The VW Sandbox Editor currently prevents users from loading models that do not have public access, even though, if requested, the server would actually be able to load them.

Configure Asset Server Integration

The VW Sandbox includes the Sandbox Asset Server, which provides a set of CRUD services to manage VW Sandbox assets. The Sandbox Asset Server runs by default as a VW Sandbox node module where assets are hosted locally. However, the Sandbox Asset Server can be run as a standalone server and where VW Sandbox assets are hosted remotely. Remote hosting of assets is helpful when a team is working together on a collection of assets.

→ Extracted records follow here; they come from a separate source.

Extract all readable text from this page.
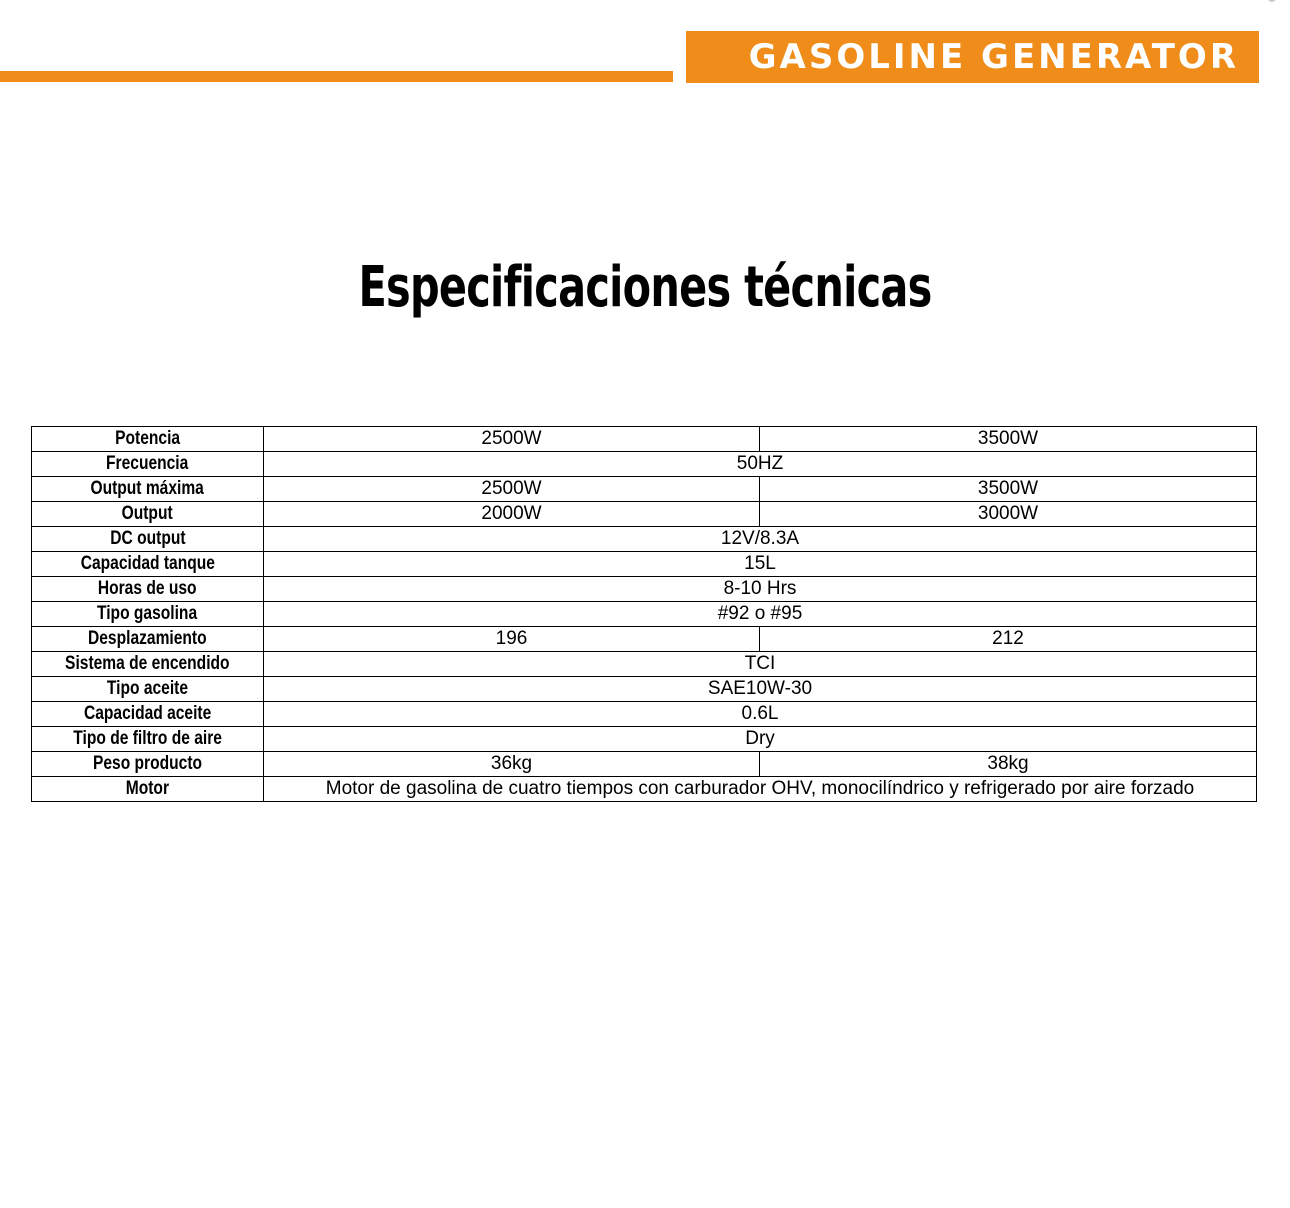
GASOLINE GENERATOR
Especificaciones técnicas
Potencia	2500W	3500W
Frecuencia	50HZ	
Output máxima	2500W	3500W
Output	2000W	3000W
DC output	12V/8.3A	
Capacidad tanque	15L	
Horas de uso	8-10 Hrs	
Tipo gasolina	#92 o #95	
Desplazamiento	196	212
Sistema de encendido	TCI	
Tipo aceite	SAE10W-30	
Capacidad aceite	0.6L	
Tipo de filtro de aire	Dry	
Peso producto	36kg	38kg
Motor	Motor de gasolina de cuatro tiempos con carburador OHV, monocilíndrico y refrigerado por aire forzado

The settings for configuring the VW Sandbox asset server node module are stored in the JSON configuration file, located in the server application root directory. See the JSON Config File section. Below are examples of some of the Sandbox Asset Server values:

1
2
3
"hostAssets": true,             // when true, assets are hosted locally in the data directory
"remoteAssetServerURL": null,   // remote URL where the asset server is hosted if assets are not hosted locally
"sessionSecret": null           // enter a good random string here for security of sessions

Production Hosting

A production hosting setup will likely require consideration for clustering multiple servers and load balancing.